Especially influential here has been the work of Jacques Lacan, an avid reader of literature who used literary examples as illustrations of important concepts in his work (for instance, Lacan argued with Jacques Derrida over the interpretation of Edgar Allan Poe's "The Purloined Letter").

'Lacan's theories have encouraged a criticism which focuses not on the author but on the linguistic processes of the text'. Within this Lacanian emphasis, 'Freud's theories become a place from which to raise questions of interpretation, rhetoric, style, and figuration'.

However, Lacanian scholars have noted that Lacan himself was not interested in literary criticism per se, but in how literature might illustrate a psychoanalytic method or concept.

===Reader response===
According to Ousby, 'Among modern critical uses of psychoanalysis is the development of "ego psychology" in the work of Norman Holland, who concentrates on the relations between reader and text' – as with reader response criticism. Rollin writes that 'Holland's experiments in reader response theory suggest that we all read literature selectively, unconsciously projecting our own fantasies into it'.

Thus in crime fiction, for example, 'Rycroft sees the criminal as personifying the reader's unavowed hostility to the parent'.

===Charles Mauron: psychocriticism===
In 1963, Charles Mauron conceived a structured method to interpret literary works via psychoanalysis. The study implied four different phases:
1. The creative process is akin to dreaming awake: as such, it is a mimetic, and cathartic, representation of an innate desire that is best expressed and revealed by metaphors and symbolically.
2. Then, the juxtaposition of a writer's works leads the critic to define symbolical themes.
3. These metaphorical networks are significant of a latent inner reality.
4. They point at an obsession just as dreams can do. The last phase consists in linking the writer's literary creation to his own personal life.

On Mauron's concept, the author cannot be reduced to a ratiocinating self: his own more or less traumatic biographical past, the cultural archetypes that have suffused his soul contrast with the conscious self, The chiasmic relation between the two tales may be seen as a sane and safe acting out. A basically unconscious sexual impulse is symbolically fulfilled in a positive and socially gratifying way, a process known as Sublimation.

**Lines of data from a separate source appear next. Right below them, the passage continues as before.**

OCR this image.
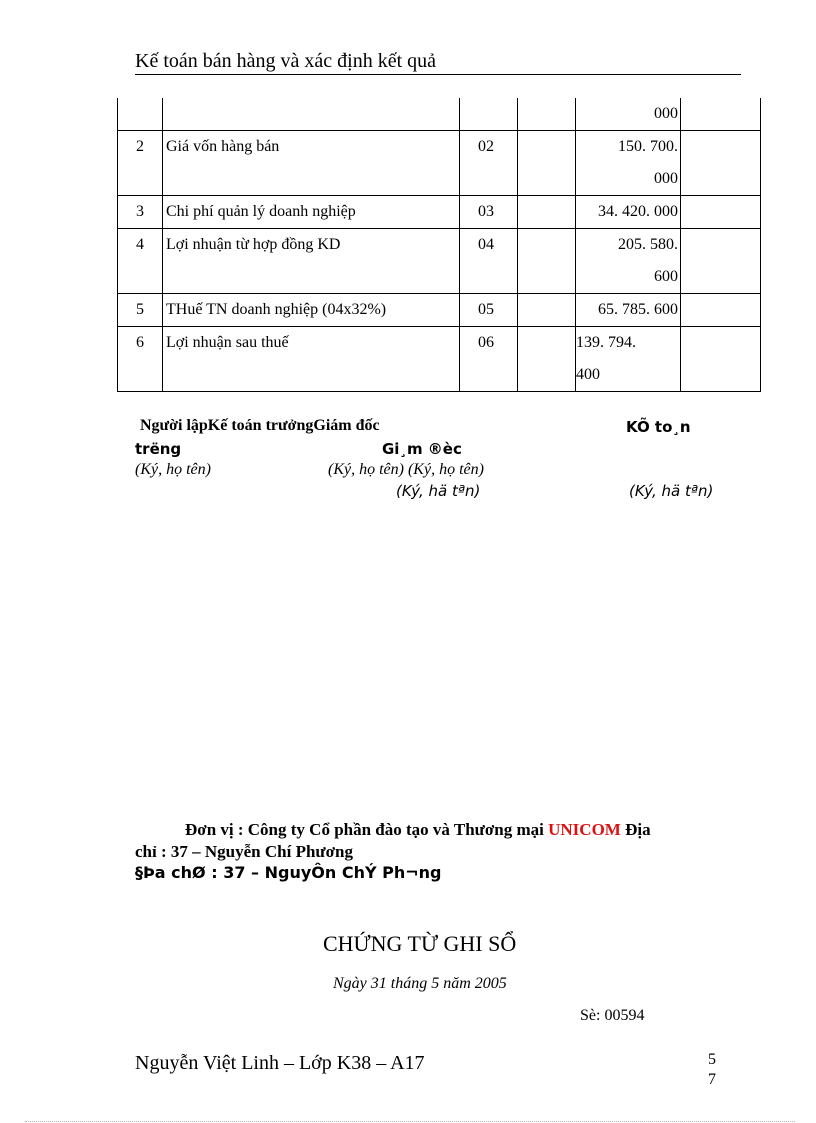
Kế toán bán hàng và xác định kết quả

				000	

2	Giá vốn hàng bán	02		150. 700.
000	

3	Chi phí quản lý doanh nghiệp	03		34. 420. 000	

4	Lợi nhuận từ hợp đồng KD	04		205. 580.
600	

5	THuế TN doanh nghiệp (04x32%)	05		65. 785. 600	

6	Lợi nhuận sau thuế	06		139. 794.
400	

Người lậpKế toán trưởngGiám đốc	KÕ to¸n
trëng	Gi¸m ®èc
(Ký, họ tên)	(Ký, họ tên) (Ký, họ tên)
(Ký, hä tªn)	(Ký, hä tªn)
Đơn vị : Công ty Cổ phần đào tạo và Thương mại UNICOM Địa
chỉ : 37 – Nguyễn Chí Phương
§Þa chØ : 37 – NguyÔn ChÝ Ph¬ng
CHỨNG TỪ GHI SỔ
Ngày 31 tháng 5 năm 2005
Sè: 00594
Nguyễn Việt Linh – Lớp K38 – A17	5
7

===Anxiety of influence===
'The American critic Harold Bloom has adopted the Freudian notion of the Oedipus Complex to his study of relationships of influence between poets...and his work has also inspired a feminist variant in the work of Sandra Gilbert and Susan Gubar'.

In similar vein, Shoshana Felman has asked with respect to what she calls "the guilt of poetry" the question: 'Could literary history be in any way considered as a repetitive unconscious transference of the guilt of poetry?'.

==Cultural examples==
In Small World: An Academic Romance, one of David Lodge's satires of academia, the naive hero Persse follows Angelica to a forum where she discourses on Romance: '"Roland Barthes has taught us the close connection between narrative and sexuality, between the pleasures of the body and the 'pleasure of the text'....Romance is a multiple orgasm." Persse listened to this stream of filth flowing from between Angelica's exquisite lips and pearly teeth with growing astonishment and burning cheeks, but no one else in the audience seemed to find anything remarkable or disturbing about her presentation'.

In A.S. Byatt's novel Possession, the heroine/feminist scholar, while recognising that '"we live in the truth of what Freud discovered"', concedes that '"the whole of our scholarship – the whole of our thought – we question everything except the centrality of sexuality"'.